Keeper Security: Protect Yourself from Cyber Attacks at the 2024 Paris Olympics
The 2024 Summer Olympic games are nearly upon us, and as millions of fans around the globe plan to watch or attend the international sporting event, organisers are preparing for unprecedented cybersecurity challenges. Hosted in Paris, and spread out across 16 other cities throughout France, the Olympics present significant cybersecurity risks to athletes, organisers and spectators – both virtually and in person. According to a recent report from Microsoft, high-profile sporting events like the Olympics offer prime opportunities for cyber attacks with increased cyber risk due to the network-connected environments and increased digital transactions.
In recent years, there has been a marked surge in sophisticated cyber attacks targeting major sporting events, including last month when the X account of French Sports Minister, Amélie Oudéa-Castéra, was hacked. The convergence of large crowds, extensive media coverage and critical infrastructure presents an attractive target for threat actors seeking to disrupt operations, steal sensitive data or generally cause widespread chaos. These threats are not limited to those attending the games in-person. High-profile events also provide limitless opportunities for scammers to launch phishing attacks against unsuspecting victims with an interest in the event.
For instance, at least 334 victims fell prey to Taylor Swift concert ticket scams in the first month of 2024, with losses amounting to at least S$213,000.
Whether you plan on attending the Olympics or watching from home, Keeper Security has identified cybersecurity threats to watch out for and offers the following advice to protect yourself and your digital assets.
#1 Beware of phishing scams.
Cybercriminals have long used phishing scams to steal personal information through emails or text messages with malicious links or attachments. During the Olympics, these scams could appear to be from official Olympic organisations, sponsors or legitimate news sources. Recipients will be enticed with promises of exclusive access to event tickets, free live streams, prize winnings or urgent account verifications. However, the links lead to counterfeit websites designed to steal personal and financial information or could contain an attachment that downloads malware onto the user’s device.
Recently, the Singapore Police Force distributed an alert on fake Singapore Pools websites and mobile applications being used by locals — resulting in unsuspecting bets and payments made to other companies rather than the legal lottery providers.
With increasingly sophisticated technologies, including the growing use of AI, cybercriminals are able to craft more believable campaigns to bait unwitting users. To avoid falling victim to a phishing attack, cybersecurity best practices remain the same. Do not open attachments or click on links from unknown sources. Verify the source requesting any information from you and check all links you receive. Scammers also use social engineering to manipulate users by finding basic information online to appear more genuine and tricking people into sending them money or disclosing sensitive information. Be on the lookout for bad actors attempting to impersonate a friend or family member in urgent need of money to buy tickets or place bets on games.
#2 Protect all of your accounts.
When creating accounts to stream the games, following news updates or placing wagers, it may be tempting to reuse passwords that are easy to remember. Make sure you are using unique, high-strength passwords for all of your accounts. This way, if one account is breached, a cybercriminal does not gain access to the rest of them. Passwords should be at least 16 characters with a mix of uppercase and lowercase letters, a variety of special characters and a random assortment of numbers. Avoid using easily guessed information such as pet names, birthdates and addresses. A password manager is invaluable for generating and securely storing strong passwords. Implementing multi-factor authentication for your accounts provides an additional layer of security that will protect against most breaches.

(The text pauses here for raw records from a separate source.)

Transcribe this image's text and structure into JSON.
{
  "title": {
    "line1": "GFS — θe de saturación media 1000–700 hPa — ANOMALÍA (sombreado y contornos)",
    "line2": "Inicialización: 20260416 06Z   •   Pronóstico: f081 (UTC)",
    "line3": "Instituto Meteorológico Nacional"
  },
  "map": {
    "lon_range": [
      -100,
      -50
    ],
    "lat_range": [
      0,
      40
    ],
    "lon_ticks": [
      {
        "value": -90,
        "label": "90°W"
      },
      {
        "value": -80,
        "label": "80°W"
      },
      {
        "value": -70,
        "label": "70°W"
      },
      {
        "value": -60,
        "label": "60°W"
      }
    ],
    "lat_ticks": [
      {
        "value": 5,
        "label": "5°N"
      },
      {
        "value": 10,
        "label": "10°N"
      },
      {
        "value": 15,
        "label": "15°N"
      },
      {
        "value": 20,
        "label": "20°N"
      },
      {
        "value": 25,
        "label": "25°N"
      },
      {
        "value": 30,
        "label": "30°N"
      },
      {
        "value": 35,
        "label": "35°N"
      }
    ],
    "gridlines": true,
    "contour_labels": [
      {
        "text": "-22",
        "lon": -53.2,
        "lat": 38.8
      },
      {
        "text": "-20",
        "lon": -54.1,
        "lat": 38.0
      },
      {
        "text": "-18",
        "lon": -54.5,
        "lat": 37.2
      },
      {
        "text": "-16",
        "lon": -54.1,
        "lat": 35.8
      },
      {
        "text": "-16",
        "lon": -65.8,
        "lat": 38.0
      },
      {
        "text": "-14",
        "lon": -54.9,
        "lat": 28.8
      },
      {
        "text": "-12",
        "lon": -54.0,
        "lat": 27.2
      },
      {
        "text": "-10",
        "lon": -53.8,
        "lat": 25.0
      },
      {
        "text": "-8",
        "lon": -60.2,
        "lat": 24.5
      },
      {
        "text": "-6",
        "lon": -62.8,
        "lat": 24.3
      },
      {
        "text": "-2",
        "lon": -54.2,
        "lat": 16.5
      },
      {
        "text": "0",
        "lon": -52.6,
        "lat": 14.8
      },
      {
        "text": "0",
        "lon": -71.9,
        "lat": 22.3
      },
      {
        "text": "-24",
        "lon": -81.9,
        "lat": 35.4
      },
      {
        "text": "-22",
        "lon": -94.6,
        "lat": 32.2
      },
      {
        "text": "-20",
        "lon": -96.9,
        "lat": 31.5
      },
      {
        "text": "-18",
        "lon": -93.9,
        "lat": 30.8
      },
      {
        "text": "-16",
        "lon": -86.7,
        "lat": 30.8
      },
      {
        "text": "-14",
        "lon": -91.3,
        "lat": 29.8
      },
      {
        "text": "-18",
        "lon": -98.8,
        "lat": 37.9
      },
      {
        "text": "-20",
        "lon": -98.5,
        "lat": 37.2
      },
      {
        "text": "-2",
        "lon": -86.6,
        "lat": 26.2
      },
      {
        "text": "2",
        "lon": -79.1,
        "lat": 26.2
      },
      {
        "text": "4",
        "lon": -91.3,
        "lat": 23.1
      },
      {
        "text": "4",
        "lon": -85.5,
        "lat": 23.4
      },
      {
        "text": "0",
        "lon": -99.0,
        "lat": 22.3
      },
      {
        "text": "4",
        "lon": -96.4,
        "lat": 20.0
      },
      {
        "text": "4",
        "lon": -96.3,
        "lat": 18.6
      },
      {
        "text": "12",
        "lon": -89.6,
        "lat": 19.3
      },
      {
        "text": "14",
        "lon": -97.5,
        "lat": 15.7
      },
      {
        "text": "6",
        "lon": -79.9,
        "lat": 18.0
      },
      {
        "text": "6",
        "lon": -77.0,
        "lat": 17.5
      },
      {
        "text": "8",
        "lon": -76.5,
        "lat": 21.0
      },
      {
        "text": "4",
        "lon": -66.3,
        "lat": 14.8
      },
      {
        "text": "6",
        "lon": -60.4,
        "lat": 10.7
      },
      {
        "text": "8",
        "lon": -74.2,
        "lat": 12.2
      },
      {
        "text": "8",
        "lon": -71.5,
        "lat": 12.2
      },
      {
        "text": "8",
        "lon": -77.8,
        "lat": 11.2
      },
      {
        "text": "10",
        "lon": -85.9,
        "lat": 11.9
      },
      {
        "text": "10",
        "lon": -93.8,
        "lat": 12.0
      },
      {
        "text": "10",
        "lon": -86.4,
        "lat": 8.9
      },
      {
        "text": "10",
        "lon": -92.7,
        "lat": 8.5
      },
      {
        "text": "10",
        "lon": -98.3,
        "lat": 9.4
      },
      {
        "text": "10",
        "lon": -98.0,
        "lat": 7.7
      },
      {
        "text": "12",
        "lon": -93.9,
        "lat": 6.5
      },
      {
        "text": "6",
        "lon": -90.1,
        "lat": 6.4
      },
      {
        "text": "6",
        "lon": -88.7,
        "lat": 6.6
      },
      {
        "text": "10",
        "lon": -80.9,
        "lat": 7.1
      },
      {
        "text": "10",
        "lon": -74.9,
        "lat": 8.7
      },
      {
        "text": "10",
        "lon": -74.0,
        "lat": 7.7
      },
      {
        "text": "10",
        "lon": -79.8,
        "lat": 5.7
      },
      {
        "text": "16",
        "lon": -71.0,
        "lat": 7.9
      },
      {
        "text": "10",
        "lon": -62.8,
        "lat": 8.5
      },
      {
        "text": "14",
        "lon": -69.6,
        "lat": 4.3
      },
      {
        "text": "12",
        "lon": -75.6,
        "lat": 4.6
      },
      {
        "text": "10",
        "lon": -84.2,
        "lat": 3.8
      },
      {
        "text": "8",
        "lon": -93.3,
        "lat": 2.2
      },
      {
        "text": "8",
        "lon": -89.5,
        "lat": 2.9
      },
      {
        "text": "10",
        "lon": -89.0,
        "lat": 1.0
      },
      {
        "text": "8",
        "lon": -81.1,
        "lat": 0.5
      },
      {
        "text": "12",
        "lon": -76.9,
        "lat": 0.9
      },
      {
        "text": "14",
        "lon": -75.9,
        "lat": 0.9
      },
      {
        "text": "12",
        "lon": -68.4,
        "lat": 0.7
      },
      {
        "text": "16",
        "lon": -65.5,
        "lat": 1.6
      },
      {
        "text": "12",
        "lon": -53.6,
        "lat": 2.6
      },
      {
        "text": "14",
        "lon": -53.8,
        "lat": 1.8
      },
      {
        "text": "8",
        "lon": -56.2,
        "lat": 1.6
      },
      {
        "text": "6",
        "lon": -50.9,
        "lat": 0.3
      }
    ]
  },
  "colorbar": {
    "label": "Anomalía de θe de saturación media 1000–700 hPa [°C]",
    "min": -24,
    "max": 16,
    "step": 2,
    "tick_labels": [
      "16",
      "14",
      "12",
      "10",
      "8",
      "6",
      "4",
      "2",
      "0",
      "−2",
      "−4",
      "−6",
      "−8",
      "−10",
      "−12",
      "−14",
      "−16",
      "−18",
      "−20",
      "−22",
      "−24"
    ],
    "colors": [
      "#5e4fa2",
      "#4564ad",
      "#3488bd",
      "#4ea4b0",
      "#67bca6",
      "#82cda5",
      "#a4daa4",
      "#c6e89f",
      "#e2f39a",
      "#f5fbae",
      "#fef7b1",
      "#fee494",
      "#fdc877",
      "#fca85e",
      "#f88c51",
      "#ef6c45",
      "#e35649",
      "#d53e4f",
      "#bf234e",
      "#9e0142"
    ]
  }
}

#3 Think twice before streaming for free.
Cord-cutters and fans trying to tune into the games often turn to the internet in search of free streams – frequently resulting in sacrificed security. While there are legitimate websites and apps that will stream the Olympics for free, the websites that host illegal streams may also host ads for questionable content and contain malicious links that could install malware on your device.
#4 Watch out for fake ticket sales.
Fans seeking to attend the games must be on the lookout for counterfeit tickets. Scammers will create convincing websites to mimic official ticketing platforms, offering seats that either don’t exist or are vastly overpriced. Only buy tickets from reputable sellers that offer a secure payment system and recourse if the tickets don’t come through. The Olympics are also a time when more fans are looking to win money on the games, and scammers are ready to take advantage. They may promise large prizes to winners but once they collect your entry fee or personal information, they disappear and the winners never receive their payout.
#5 Avoid public WiFi and charging stations.
Public WiFi is a key battleground for cybercriminals and should never be used to send any personal, financial or other sensitive information. One of the most prominent cyber threats related to public WiFi is the man-in-the-middle (MITM) attack. Since anyone can join a public WiFi network, you have no idea who is watching or intercepting your online data. Fans should also avoid public USB charging stations. Cybercriminals can load malware onto these charging stations to maliciously access your device.
Cybercriminals are always seeking new and creative ways to target their victims, especially during high-profile sporting events like the Olympics. By keeping your guard up against these threats and following cybersecurity best practices, sports fans will be far less likely to fall victim to cybercrime.